# Harry Potter: New Movie Release



## Fancy (Dec 26, 2006)

_Harry Potter and the Order of the Phoenix -_

​
*Synopsis:* In "Harry Potter and the Order of the Phoenix," Harry returns for his fifth year of study at Hogwarts and discovers that much of the wizarding community is in denial about the teenager's recent encounter with the evil Lord Voldemort, preferring to turn a blind eye to the news that Voldemort has returned. Fearing that Hogwarts' venerable Headmaster, Albus Dumbledore, is lying about Voldemort's return in order to undermine his power and take his job, the Minister for Magic, Cornelius Fudge, appoints a new Defense Against the Dark Arts teacher to keep watch over Dumbledore and the Hogwarts students. But Professor Dolores Umbridge's Ministry-approved course of defensive magic leaves the young wizards woefully unprepared to defend themselves against the dark forces threatening them and the entire wizarding community, so at the prompting of his friends Hermione and Ron, Harry takes matters into his own hands. Meeting secretly with a small group of students who name themselves "Dumbledore's Army," Harry teaches them how to defend themselves against the Dark Arts, preparing the courageous young wizards for the extraordinary battle that lies ahead.


----------



## Haruko (Dec 26, 2006)

The problem with the Harry Potter movies is that Daniel Radcliffe and high quality acting are incompatible, making it wooden. Also the film can never match up to the book which is hardly great anyway so...


----------



## Akira (Dec 26, 2006)

God they all look so awfully old! Neville looks like he could pass off as Harry's dad for christ's sake. It kinda makes me feel old having watched the first one with all of them as little kids, but seriously no way am i paying to see that crock of shit.


----------



## Ludwig The Holy Blade (Dec 26, 2006)

Yeah the actors are far too old. Harry is supposed to be 15! He looks 20.


----------



## Ivyn (Dec 26, 2006)

ah Luna  XD 


Well, maybe not 20, but 17 for sure >_>


----------



## Gurbik (Dec 26, 2006)

im always dissapointed with the HP movies, they always cut out all of the interesting side stories that make HP what it is and just have the basic outline of what the book was...


----------



## Brandt (Dec 26, 2006)

Truth be told, it's not like they could cut anything else out. These HP movies are _long_.


----------



## Gurbik (Dec 26, 2006)

yea they are long but still they could have done 2 movies out of 3 and 4 ez.


----------



## Uncle Lunchwagon (Dec 26, 2006)

Isn't his hair supposed to be like....uncutable?


----------



## J6sh (Dec 26, 2006)

These are the worst book-to-movie adaptations I have ever seen.


----------



## Captain Pimp (Dec 26, 2006)

They look so...young  Damn..Neville aged alot XD

Oh, well...I'll still watch this movie =/ 

@Gurbick: Not you too <_< *points at avy


----------



## Lazarus (Dec 26, 2006)

It's the lighting. The artists will slap some makeup on them and take five years off, easily.


----------



## Fancy (Dec 26, 2006)

I agree, if you view the movie displays.. they look more defined.


----------



## crazymtf (Dec 27, 2006)

Draig said:


> These are the worst book-to-movie adaptations I have ever seen.

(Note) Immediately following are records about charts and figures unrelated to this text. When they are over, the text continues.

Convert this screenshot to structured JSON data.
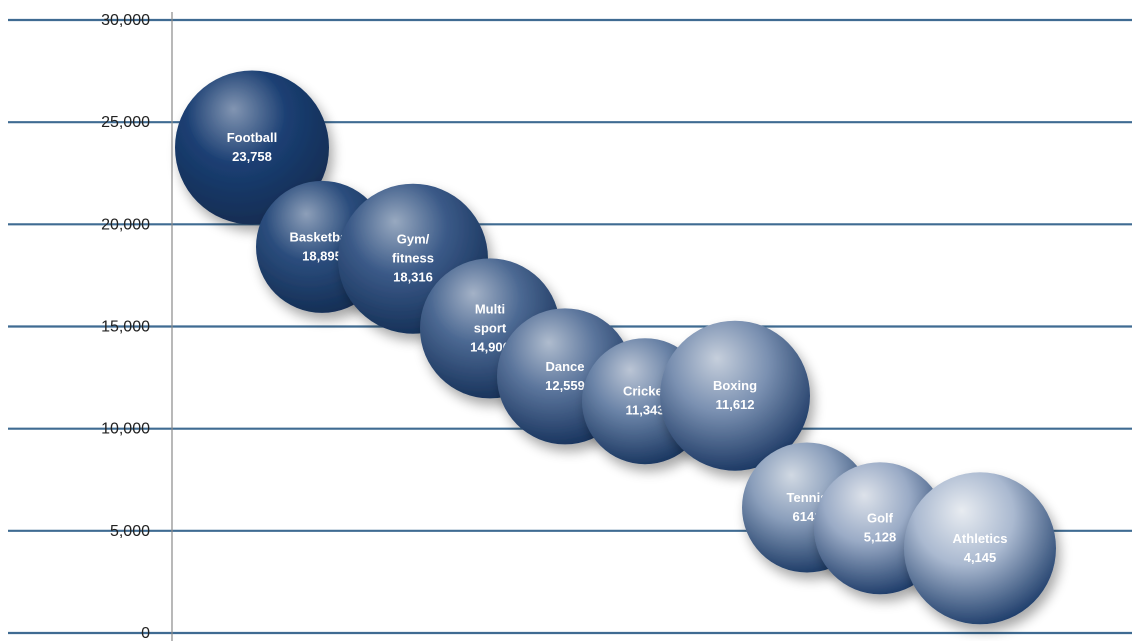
{
  "colors": {
    "background": "#ffffff",
    "gridline": "#3f6b92",
    "axis": "#8a8a8a",
    "sphere_dark": "#1b3f73",
    "sphere_light": "#aab9d0"
  },
  "chart_data": {
    "type": "scatter",
    "title": "",
    "xlabel": "",
    "ylabel": "",
    "ylim": [
      0,
      30000
    ],
    "yticks": [
      {
        "value": 0,
        "label": "0"
      },
      {
        "value": 5000,
        "label": "5,000"
      },
      {
        "value": 10000,
        "label": "10,000"
      },
      {
        "value": 15000,
        "label": "15,000"
      },
      {
        "value": 20000,
        "label": "20,000"
      },
      {
        "value": 25000,
        "label": "25,000"
      },
      {
        "value": 30000,
        "label": "30,000"
      }
    ],
    "grid": true,
    "legend": "none",
    "points": [
      {
        "category": "Football",
        "value": 23758,
        "lines": [
          "Football",
          "23,758"
        ]
      },
      {
        "category": "Basketball",
        "value": 18895,
        "lines": [
          "Basketball",
          "18,895"
        ]
      },
      {
        "category": "Gym/ fitness",
        "value": 18316,
        "lines": [
          "Gym/",
          "fitness",
          "18,316"
        ]
      },
      {
        "category": "Multi sport",
        "value": 14906,
        "lines": [
          "Multi",
          "sport",
          "14,906"
        ]
      },
      {
        "category": "Dance",
        "value": 12559,
        "lines": [
          "Dance",
          "12,559"
        ]
      },
      {
        "category": "Cricket",
        "value": 11343,
        "lines": [
          "Cricket",
          "11,343"
        ]
      },
      {
        "category": "Boxing",
        "value": 11612,
        "lines": [
          "Boxing",
          "11,612"
        ]
      },
      {
        "category": "Tennis",
        "value": 6141,
        "lines": [
          "Tennis",
          "6141"
        ]
      },
      {
        "category": "Golf",
        "value": 5128,
        "lines": [
          "Golf",
          "5,128"
        ]
      },
      {
        "category": "Athletics",
        "value": 4145,
        "lines": [
          "Athletics",
          "4,145"
        ]
      }
    ]
  }
}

Hell no...are you even serious? There are far worse, one that just came out, eragon.


----------



## Ivyn (Dec 27, 2006)

Gurbik said:


> yea they are long but still they could have done 2 movies out of 3 and 4 ez.



They could have done tv series, that would be the best option for HP.

but oh well


----------



## Michael Jordan (Dec 27, 2006)

haha i forgot who that kids name is but he is on the right and he is talll now!.. wow..lol

i need to watch my HP DVD's again ^_^


----------



## Hell On Earth (Dec 27, 2006)

well obviously you can't cram in every detail thats in the book so highlight the major parts of the story.


----------



## kakoishii (Dec 27, 2006)

who's the guy with the wavy hair on the left side of that pic?


----------



## J6sh (Dec 27, 2006)

crazymtf said:


> Hell no...are you even serious? There are far worse, one that just came out, eragon.



I did say that I have ever seen.


----------



## Ash (Dec 27, 2006)

Wow, Fred and George are a bit on the saggy side, aren't they?

And is that Luna next to Ron? She's frikkin' gorgeous!


----------



## Lok (Dec 27, 2006)

Emma Watson.


----------



## J6sh (Dec 27, 2006)

I agree, the girl who plays Luna is the most attractive person in the photo.


----------



## Lok (Dec 27, 2006)

^ No way, it has to be Emma Watson. Luna's supposed to look sloppy anyway.


----------



## Iria (Dec 28, 2006)

The countdown to this movie is also a countodown to my birthday!

I can't wait for July 13th!


----------



## Nico (Dec 28, 2006)

Being that the last book I read was the Goblet of Fire. I would have to watch the movies to catch on with the stories. Though it may be best to read the book. O:

I can't wait for the movie either.


----------



## Kisame. (Dec 28, 2006)

the movies are NOTHING like the books.  they leave out so much detail its an entirely different story. Its like a fanfiction.


----------



## WolfKiDD (Dec 28, 2006)

this is the reason i dont watch adapatations of books ive read. they spoil the whole thing

DIDU SEE THE ENDING OF ERAGON *sob* so crap ... lol spoiling but a well back to ol' Harry.
I guess they already look like ringers now and i don't wanna imagine how harry's gonna look in the last book's movie, but either way if the DID get new actors it would look outta place and still look crap..
the could go entirely cg... hahahh.. >.>


----------



## Aizen (Dec 29, 2006)

cant wait until this movie hits the theatres


----------



## Jh1stgen (Dec 29, 2006)

harry cut his hair


----------



## Ponko (Dec 31, 2006)

Who are the people on the left? I have not seen the movies in a while so I can't remember a lot of the minor characters. ^^;


----------



## Up In FlameZ♥ (Dec 31, 2006)

wow neville looks like a guy in his fifties...


----------



## sel (Jan 1, 2007)

still looknig forward to it though - the 4th was a definite turn for the better of teh third and the 2nd which were shite


----------



## Uncle Lunchwagon (Jan 1, 2007)

This movie comes out on my birthday


----------



## Goblincar (Jan 1, 2007)

bwaah almost waiting...come quick in cinema...i think this is going to be the crapiest movie ever...btw...7.7.2007 is koming the book 7..(all 7)


----------



## Ivyn (Jan 1, 2007)

Uncle Lunchwagon said:


> This movie comes out on my birthday



Is this a bad thing for you? 




> wow neville looks like a guy in his fifties...



I don't even remember how he looks like D:


----------



## back.2.life (Jan 5, 2007)

Captain Pip said:


> They look so...young  Damn..Neville aged alot XD
> 
> Oh, well...I'll still watch this movie =/
> 
> @Gurbick: Not you too <_< *points at avy



LoOoOoL........


----------